A few months ago, I was in a fender bender. I was taking my mother up to see my brother in D.C. and a few cars ahead of us, a couple drivers were road raging. One driver pulled in front of the other and slammed on his brakes. In my mother’s 2002 Toyota Sienna, I had plenty of distance between our vehicle and the vehicle in front of us, a Jeep Liberty. In spite of this distance, I rear-ended the Jeep Liberty, barely leaving a mark on it, but totaling my mother’s minivan due to front end damage and a bent frame. Nobody was injured and the impact wasn’t severe enough to deploy anyone’s airbags. (Thank you crumple zones!)
Fortunately, the minivan was still drivable, and the air conditioning still worked. The road ragers never stopped. They just went on their way. In any case, I know it was my fault I rear-ended the other car, regardless of what started the chain of events. I should have left more room.

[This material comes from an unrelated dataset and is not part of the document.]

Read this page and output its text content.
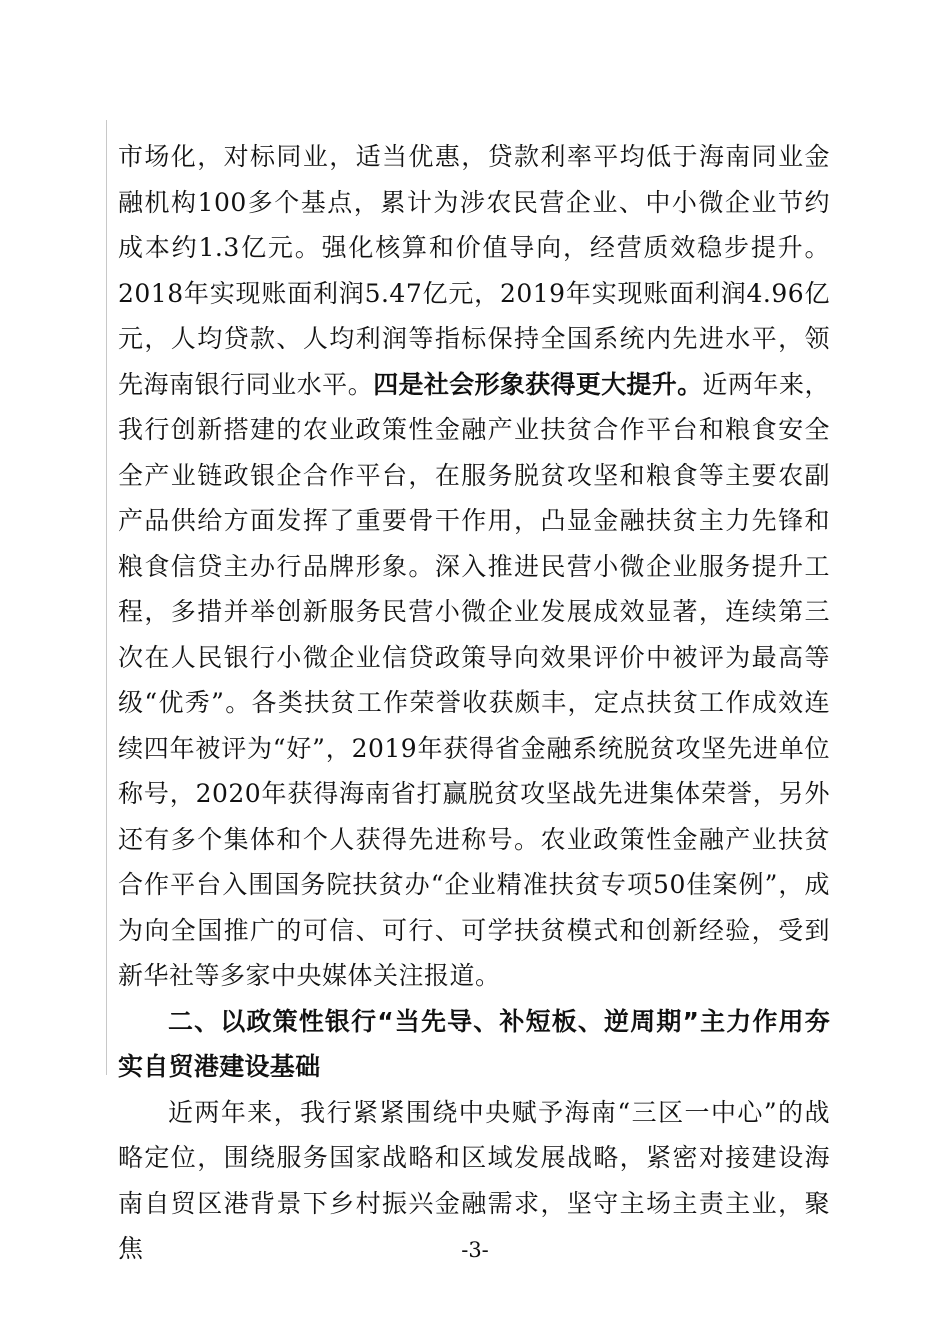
市场化，对标同业，适当优惠，贷款利率平均低于海南同业金融机构100多个基点，累计为涉农民营企业、中小微企业节约成本约1.3亿元。强化核算和价值导向，经营质效稳步提升。2018年实现账面利润5.47亿元，2019年实现账面利润4.96亿元，人均贷款、人均利润等指标保持全国系统内先进水平，领先海南银行同业水平。四是社会形象获得更大提升。近两年来，我行创新搭建的农业政策性金融产业扶贫合作平台和粮食安全全产业链政银企合作平台，在服务脱贫攻坚和粮食等主要农副产品供给方面发挥了重要骨干作用，凸显金融扶贫主力先锋和粮食信贷主办行品牌形象。深入推进民营小微企业服务提升工程，多措并举创新服务民营小微企业发展成效显著，连续第三次在人民银行小微企业信贷政策导向效果评价中被评为最高等级“优秀”。各类扶贫工作荣誉收获颇丰，定点扶贫工作成效连续四年被评为“好”，2019年获得省金融系统脱贫攻坚先进单位称号，2020年获得海南省打赢脱贫攻坚战先进集体荣誉，另外还有多个集体和个人获得先进称号。农业政策性金融产业扶贫合作平台入围国务院扶贫办“企业精准扶贫专项50佳案例”，成为向全国推广的可信、可行、可学扶贫模式和创新经验，受到新华社等多家中央媒体关注报道。

二、以政策性银行“当先导、补短板、逆周期”主力作用夯实自贸港建设基础

近两年来，我行紧紧围绕中央赋予海南“三区一中心”的战略定位，围绕服务国家战略和区域发展战略，紧密对接建设海南自贸区港背景下乡村振兴金融需求，坚守主场主责主业，聚焦	-3-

When this happened, I pressed the brake pedal as hard as I could. As we continued to approach the Jeep, I wondered why I didn’t hear any squealing of the tires. Rather than hear constant squealing, like what you expect when you don’t have ABS, I expected to hear intermittent squealing as the ABS did its job.
Based on my experience, I now realize I’ve been wrong about ABS (on cars). Yes, it shortens your stopping distance in low traction conditions (like rain, snow, or ice), but on dry pavement, ABS actually extends your braking distance.
Knowing this, I wonder about my next vehicle. It will likely have ABS, especially if I buy a new vehicle rather than used, and I’m wondering how to route a switch to the driver’s console that would allow me to turn off the ABS in dry conditions and turn it on in low traction conditions. I’d want a switch, rather than just pulling the fuse, so I can activate and deactivate ABS without having to pull over.
What do you think of this idea?
P.S.- I use the “on cars” qualifier because on my motorcycle, the ABS works differently. The ABS only activates on the brake pedal, which normally operates the rear brakes, but is linked to both front and rear brakes on this motorcycle. The owner’s manual says I can achieve maximum braking by applying both hand and foot brake controls. The brake lever (hand control) is not linked to both brakes. It only activates the front brakes, and it isn’t connected to the ABS. If I had these kind of controls on a car (where I could apply extra braking to the front while trying to stop), there would be no reason to consider deactivating ABS on my next car.